Un sous-marin dans un cloître : l'Enrico Toti, un vrai, arrivé de nuit à travers Milan en 2005, repose dans le jardin d'un monastère olivétain du seizième siècle et résume à lui seul l'idée du lieu. Le Musée de la Science et de la Technologie fut voulu par Guido Ucelli, un industriel qui dès les années trente rêvait pour l'Italie d'un musée comme le Science Museum de Londres ou le Deutsches Museum de Munich ; il obtint l'ancien couvent de San Vittore, le fit restaurer par Piero Portaluppi et l'ouvrit le 15 février 1953, avec De Gasperi, pour le cinquième centenaire de la naissance de Léonard. C'est aujourd'hui le plus grand musée technique et scientifique d'Italie.
À voir
Le cœur historique, ce sont les Galeries Léonard, avec les maquettes en bois des années cinquante tirées des dessins : la machine volante, le char, la scie hydraulique, la vis aérienne, dans une présentation renouvelée qui met côte à côte les codex, les peintures de son cercle et les machines. Puis la science par secteurs : astronomie et espace, avec le pendule de Foucault, les télécommunications du télégraphe à la télévision, l'énergie avec la centrale thermoélectrique Regina Margherita, l'acier avec le premier four électrique à arc d'Ernesto Stassano, la physique des particules, l'alimentation, les matériaux.
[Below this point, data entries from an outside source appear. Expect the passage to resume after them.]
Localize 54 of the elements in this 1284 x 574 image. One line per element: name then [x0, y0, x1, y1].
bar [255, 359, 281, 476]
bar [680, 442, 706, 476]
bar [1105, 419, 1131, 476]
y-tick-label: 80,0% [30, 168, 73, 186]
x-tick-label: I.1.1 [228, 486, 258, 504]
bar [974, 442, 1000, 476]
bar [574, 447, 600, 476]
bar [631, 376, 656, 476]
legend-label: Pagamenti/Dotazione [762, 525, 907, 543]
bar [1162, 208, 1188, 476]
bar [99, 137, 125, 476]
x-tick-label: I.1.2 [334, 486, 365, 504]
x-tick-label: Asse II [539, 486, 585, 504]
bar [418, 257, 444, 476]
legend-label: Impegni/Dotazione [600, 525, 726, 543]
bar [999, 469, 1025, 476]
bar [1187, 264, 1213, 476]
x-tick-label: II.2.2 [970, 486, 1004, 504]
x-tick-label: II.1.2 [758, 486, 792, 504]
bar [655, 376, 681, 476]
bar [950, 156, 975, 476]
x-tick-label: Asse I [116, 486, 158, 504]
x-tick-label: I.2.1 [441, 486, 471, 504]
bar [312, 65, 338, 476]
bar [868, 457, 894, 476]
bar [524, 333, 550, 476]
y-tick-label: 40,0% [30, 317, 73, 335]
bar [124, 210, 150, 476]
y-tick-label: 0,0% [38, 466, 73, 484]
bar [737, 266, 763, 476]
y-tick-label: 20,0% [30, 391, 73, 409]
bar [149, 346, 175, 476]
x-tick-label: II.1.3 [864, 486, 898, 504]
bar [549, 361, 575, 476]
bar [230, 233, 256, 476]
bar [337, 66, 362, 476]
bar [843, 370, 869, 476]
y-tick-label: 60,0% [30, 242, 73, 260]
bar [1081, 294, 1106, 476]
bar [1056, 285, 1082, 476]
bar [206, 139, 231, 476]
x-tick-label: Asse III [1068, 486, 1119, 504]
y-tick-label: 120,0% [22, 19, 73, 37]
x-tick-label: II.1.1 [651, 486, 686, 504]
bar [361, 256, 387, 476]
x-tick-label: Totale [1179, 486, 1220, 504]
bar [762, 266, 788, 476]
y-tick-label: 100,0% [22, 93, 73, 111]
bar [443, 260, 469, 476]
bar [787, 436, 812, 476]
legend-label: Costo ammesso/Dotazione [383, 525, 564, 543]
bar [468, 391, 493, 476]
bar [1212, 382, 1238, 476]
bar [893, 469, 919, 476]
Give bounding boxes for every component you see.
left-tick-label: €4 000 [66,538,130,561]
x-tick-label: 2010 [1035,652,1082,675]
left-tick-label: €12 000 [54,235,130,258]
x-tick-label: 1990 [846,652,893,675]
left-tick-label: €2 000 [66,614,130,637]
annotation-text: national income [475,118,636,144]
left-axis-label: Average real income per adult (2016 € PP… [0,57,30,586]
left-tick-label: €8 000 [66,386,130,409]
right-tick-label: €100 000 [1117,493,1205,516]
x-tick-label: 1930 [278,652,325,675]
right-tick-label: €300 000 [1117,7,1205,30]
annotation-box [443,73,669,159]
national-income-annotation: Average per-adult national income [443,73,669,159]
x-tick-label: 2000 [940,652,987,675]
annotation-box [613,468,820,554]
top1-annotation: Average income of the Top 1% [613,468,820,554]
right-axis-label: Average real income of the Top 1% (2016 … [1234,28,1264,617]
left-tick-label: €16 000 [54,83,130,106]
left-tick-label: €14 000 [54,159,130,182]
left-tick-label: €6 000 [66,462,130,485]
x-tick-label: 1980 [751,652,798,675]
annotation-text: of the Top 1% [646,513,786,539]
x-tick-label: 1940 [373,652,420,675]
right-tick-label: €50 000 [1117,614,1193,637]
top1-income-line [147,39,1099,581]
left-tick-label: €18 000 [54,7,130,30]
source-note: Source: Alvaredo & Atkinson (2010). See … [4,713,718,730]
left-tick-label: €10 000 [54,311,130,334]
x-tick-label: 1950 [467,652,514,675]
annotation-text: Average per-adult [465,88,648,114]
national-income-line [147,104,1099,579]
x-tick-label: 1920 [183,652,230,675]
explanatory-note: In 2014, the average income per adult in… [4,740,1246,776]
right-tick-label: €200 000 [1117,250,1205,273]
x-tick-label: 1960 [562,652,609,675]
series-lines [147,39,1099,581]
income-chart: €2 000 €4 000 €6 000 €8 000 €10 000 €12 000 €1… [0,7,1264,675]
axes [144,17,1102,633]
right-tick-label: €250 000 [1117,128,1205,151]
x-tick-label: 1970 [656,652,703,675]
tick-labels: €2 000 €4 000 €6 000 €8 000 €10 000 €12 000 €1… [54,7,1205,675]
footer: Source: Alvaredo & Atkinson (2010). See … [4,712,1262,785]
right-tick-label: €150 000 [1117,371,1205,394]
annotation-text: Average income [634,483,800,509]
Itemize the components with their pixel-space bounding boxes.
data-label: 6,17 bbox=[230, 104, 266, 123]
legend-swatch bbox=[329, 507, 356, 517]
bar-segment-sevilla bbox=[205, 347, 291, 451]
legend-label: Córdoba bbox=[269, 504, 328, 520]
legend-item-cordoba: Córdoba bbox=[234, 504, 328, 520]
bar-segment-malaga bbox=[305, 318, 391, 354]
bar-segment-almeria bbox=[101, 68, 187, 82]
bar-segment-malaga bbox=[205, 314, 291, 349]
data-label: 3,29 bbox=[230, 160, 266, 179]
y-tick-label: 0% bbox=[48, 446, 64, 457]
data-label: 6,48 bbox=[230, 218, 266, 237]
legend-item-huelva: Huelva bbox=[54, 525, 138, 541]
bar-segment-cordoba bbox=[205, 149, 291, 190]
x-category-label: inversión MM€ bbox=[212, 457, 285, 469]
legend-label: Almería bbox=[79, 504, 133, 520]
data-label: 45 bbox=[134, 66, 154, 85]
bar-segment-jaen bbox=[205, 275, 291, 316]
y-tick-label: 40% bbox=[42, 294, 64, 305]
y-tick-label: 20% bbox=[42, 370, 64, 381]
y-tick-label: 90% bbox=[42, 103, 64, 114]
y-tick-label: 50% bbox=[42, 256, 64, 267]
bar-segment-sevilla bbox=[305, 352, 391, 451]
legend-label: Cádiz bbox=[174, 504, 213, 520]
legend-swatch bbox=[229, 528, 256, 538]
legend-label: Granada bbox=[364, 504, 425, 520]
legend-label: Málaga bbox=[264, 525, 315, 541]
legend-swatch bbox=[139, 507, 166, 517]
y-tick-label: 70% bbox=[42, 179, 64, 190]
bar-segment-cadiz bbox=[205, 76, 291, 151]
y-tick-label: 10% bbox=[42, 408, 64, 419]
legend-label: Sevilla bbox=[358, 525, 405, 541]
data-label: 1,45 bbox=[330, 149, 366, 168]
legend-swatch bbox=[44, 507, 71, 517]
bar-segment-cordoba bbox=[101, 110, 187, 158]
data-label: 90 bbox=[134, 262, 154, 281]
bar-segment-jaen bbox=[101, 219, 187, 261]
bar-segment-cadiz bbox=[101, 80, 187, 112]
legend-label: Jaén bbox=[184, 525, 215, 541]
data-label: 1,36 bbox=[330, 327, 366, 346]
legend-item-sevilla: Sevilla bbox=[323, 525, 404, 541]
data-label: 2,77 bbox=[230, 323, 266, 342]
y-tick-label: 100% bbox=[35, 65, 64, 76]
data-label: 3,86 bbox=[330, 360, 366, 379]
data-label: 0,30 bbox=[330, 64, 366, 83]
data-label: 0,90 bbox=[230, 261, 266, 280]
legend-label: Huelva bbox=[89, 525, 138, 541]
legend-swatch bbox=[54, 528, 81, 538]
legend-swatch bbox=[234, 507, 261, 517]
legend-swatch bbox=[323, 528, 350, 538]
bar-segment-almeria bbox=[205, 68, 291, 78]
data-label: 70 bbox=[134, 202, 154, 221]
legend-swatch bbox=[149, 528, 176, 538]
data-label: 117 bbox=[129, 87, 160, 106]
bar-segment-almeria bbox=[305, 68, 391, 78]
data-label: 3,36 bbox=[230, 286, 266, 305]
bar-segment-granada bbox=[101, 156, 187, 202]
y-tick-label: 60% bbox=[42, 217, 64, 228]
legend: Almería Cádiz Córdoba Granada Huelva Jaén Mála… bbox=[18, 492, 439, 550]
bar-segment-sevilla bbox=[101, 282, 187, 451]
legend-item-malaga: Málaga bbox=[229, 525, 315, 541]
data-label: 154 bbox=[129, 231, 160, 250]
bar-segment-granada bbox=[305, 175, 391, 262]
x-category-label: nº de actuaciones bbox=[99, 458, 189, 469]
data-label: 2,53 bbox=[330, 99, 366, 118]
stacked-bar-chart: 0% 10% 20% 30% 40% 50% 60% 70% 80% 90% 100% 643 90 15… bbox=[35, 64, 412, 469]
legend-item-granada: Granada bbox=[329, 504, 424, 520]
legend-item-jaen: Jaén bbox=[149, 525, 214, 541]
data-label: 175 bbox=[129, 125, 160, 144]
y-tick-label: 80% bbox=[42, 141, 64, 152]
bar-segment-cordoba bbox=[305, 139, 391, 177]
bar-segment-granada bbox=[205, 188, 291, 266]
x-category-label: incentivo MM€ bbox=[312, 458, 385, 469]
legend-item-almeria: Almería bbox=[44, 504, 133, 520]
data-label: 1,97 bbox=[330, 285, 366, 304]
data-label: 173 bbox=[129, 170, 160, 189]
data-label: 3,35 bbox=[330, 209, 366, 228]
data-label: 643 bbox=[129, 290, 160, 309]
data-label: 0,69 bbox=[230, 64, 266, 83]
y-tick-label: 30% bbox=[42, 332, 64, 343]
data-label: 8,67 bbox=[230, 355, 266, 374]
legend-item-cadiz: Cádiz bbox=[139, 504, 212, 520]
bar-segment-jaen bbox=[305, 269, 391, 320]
Les transports ont leurs propres pavillons : le ferroviaire, avec la façade reconstituée d'une gare de la fin du dix-neuvième siècle et les locomotives lombardes ; l'aéronaval, avec la passerelle du transatlantique Conte Biancamano, le navire-école Ebe de 1921 hissé à couvert, les chasseurs Macchi et les jets d'après-guerre, et les engins d'assaut de la Marine. Le Toti, lancé en 1967, se visite à l'intérieur, par petits groupes, et dehors se dresse la maquette grandeur nature du lanceur Vega. Entre les cloîtres subsistent les murs d'un mausolée impérial romain.
La visite
Le musée est via San Vittore, à Sant'Ambrogio, avec le métro à deux pas ; fermé le lundi. Il faut une demi-journée, et davantage avec des enfants : les laboratoires interactifs, de la robotique à la génétique, se réservent à l'entrée et sont vite complets. La visite du sous-marin a un billet et un horaire à part. Le restaurant et la cafétéria sont dans le cloître.
Le conseil de la rédaction
N'essayez pas de tout voir : choisissez Léonard, le sous-marin et un pavillon des transports, et laissez le reste pour une seconde fois. Et cherchez la salle des Colonnes et la salle du Cénacle, l'ancienne bibliothèque et le réfectoire des moines avec les Noces de Cana peintes à fresque : c'est la partie du musée que personne n'attend.